One of the big issue I see with people is this:
You have big desires… but you don’t consider doing the things you have to do to attain them worth your while.
Your desire for comfort and doing nothing conflicts with your desire for what you say you desire.
Something has to give.
The two desires are MUTUALLY EXCLUSIVE. You can either have one, or the other, but not both.
You can have everything, but not at the same time.
And therein lies the big issue: human nature is such that it values what you possess more than what you want.
I think this is what is underneath the tragic fact that humanity hasn’t evolved emotionally, intellectually, socially, and spiritually in the past at least 100 thousand years. Including yourself.
So to even be able to have this conversation, you need to be able to get this into your thick head: certain things cannot exist at the same time.
Each “positive” effective action will take the committed abandonment of at least one other action.
I am reading a book, (Dr. Henry Cloud: Necessary Endings) a whole long book about that one thing: how to abandon, cut out, end activities, relationships, etc. that are incompatible with what you want in your life.
The size of the book, and the fact that it was a #1 best seller indicates that this is a big issue.
Until Chapter 9 (Resistance: How to Tackle internal and External Barriers) I was reading the whole book as it relates to you.
But when it got to this vantage point: mutually exclusive, or as he calls it “incompatible wishes” it suddenly became very personal to me.
OMG… I have all these incompatible wishes: I want to stay and I want to go, I want to throw away and I want to keep it, I want integrity but I also want to money that has no integrity… ugh.
When I look at daily activities… like going on a sales webinar, like today, I saw that I want the program they were selling, because it’s interesting… but at the same time I want to stay focused on my own business… and I have to be able to say no, and find the interesting in what is inside my focus.
I want a ton of incompatible things… 1
And I get massive anxiety when the idea of making a decision, abandoning an activity, throwing away some stuff, terminating a contract, anything that involves choosing.
Because this is so important to me, and it may be important to you, this is the ultimate goal of our What’s the Truth About you workshop on Tuesday, December 6. Oh, that is tomorrow?
We’ll look into what are the incompatible wishes that you are unable or unwilling to face…
You are under the delusion that you can have both… and even though one of my favorite sayings is “have your cake and eat it too”… in certain cases that looks very different than having incompatible wishes.
Incompatible wishes are true either or.
Even though they may have aspects of “this and that”… not until you let go of one side of the “or” equation.
Like asking “Is this a distraction” and if it says “yes” then say “no” to it…
Like I did today.
I don’t want to give the time of day to people who are not willing to wing $5 for personal coaching…
You know who you are… Stingy as the stingy does…
The other requirement will be (for participation) to have your starting point measurements… I need your soul correction, etc. to be able to coach you effectively…
Have your report handy… don’t expect me to dig it up.

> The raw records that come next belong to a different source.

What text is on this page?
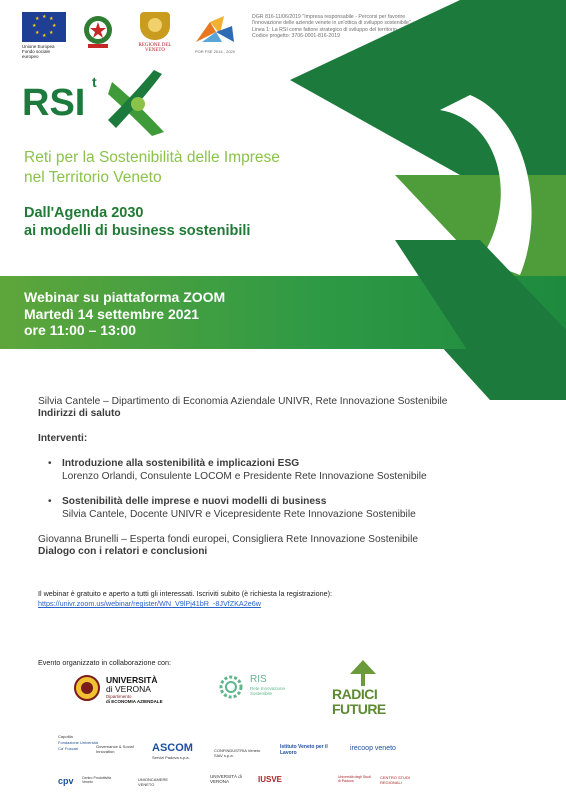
★ ★
★
★
★
★
★
★
Unione Europea
Fondo sociale europeo
REGIONE DEL VENETO	POR FSE 2014 - 2020
DGR 816-11/06/2019 "Impresa responsabile - Percorsi per favorire
l'innovazione delle aziende venete in un'ottica di sviluppo sostenibile"
Linea 1: La RSI come fattore strategico di sviluppo del territorio
Codice progetto: 3706-0001-816-2019
RSI t
Reti per la Sostenibilità delle Imprese
nel Territorio Veneto
Dall'Agenda 2030
ai modelli di business sostenibili
Webinar su piattaforma ZOOM
Martedì 14 settembre 2021
ore 11:00 – 13:00
Silvia Cantele – Dipartimento di Economia Aziendale UNIVR, Rete Innovazione Sostenibile
Indirizzi di saluto
Interventi:
• Introduzione alla sostenibilità e implicazioni ESG
Lorenzo Orlandi, Consulente LOCOM e Presidente Rete Innovazione Sostenibile
• Sostenibilità delle imprese e nuovi modelli di business
Silvia Cantele, Docente UNIVR e Vicepresidente Rete Innovazione Sostenibile
Giovanna Brunelli – Esperta fondi europei, Consigliera Rete Innovazione Sostenibile
Dialogo con i relatori e conclusioni
Il webinar è gratuito e aperto a tutti gli interessati. Iscriviti subito (è richiesta la registrazione):
https://univr.zoom.us/webinar/register/WN_V9lPj41bR_-8JVfZKA2e6w
Evento organizzato in collaborazione con:
UNIVERSITÀ
di VERONA
Dipartimento
di ECONOMIA AZIENDALE
RIS
Rete Innovazione Sostenibile	RADICI
FUTURE
Capofila
Fondazione Università Ca' Foscari	Governance & Social Innovation	ASCOM
Servizi Padova s.p.a.
CONFINDUSTRIA Veneto SIAV s.p.a.
Istituto Veneto per il Lavoro
irecoop veneto
cpv Centro Produttività Veneto	UNIONCAMERE VENETO
UNIVERSITÀ di VERONA	IUSVE	CENTRO STUDI REGIONALI
Università degli Studi di Padova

When I ask for it, be prepared to copy and paste it into the questions area of the webinar.
- This is from a sermon… I didn’t write it. But it is almost perfect…
We must sometimes remove habits, relationships, expectations and more from our lives in order to make room for the fresh, new things “God” will do in us.
We all have dead things in our lives which need to go away.
We all have unhealthy habits, patterns or imbalances which need to go away.
Sometimes we need to let go of good things so that we can make room for the best things.
Every rule has exceptions. Marriage is the exception to the rule of necessary endings.
Marriage is a covenant among two people and God.
Ending the marriage is almost never the best solution.
Ending unrealistic expectations or unhealthy patterns within the marriage may be the best solution.
Feelings and desires are unreliable guides when determining what is and is not necessary for life.
If you “listen to your heart” you will never be able to let go of the things which are harmful for you.
Unwillingness to let go eventually becomes inability to let go.
Inability to let go of something is addiction.
Addiction is the road to destruction.
Even though He was God, He let go of His status so that He could come to earth and became a man.
Even though He was the creator, He let go of His authority so that He could give up His life as the payment for sin.
By letting go of everything, Jesus made room in eternity for everyone (including you).
In Revelation, all things are ended so that all things can be made new.
Every time we let go of something, we make room in our lives for something new and better.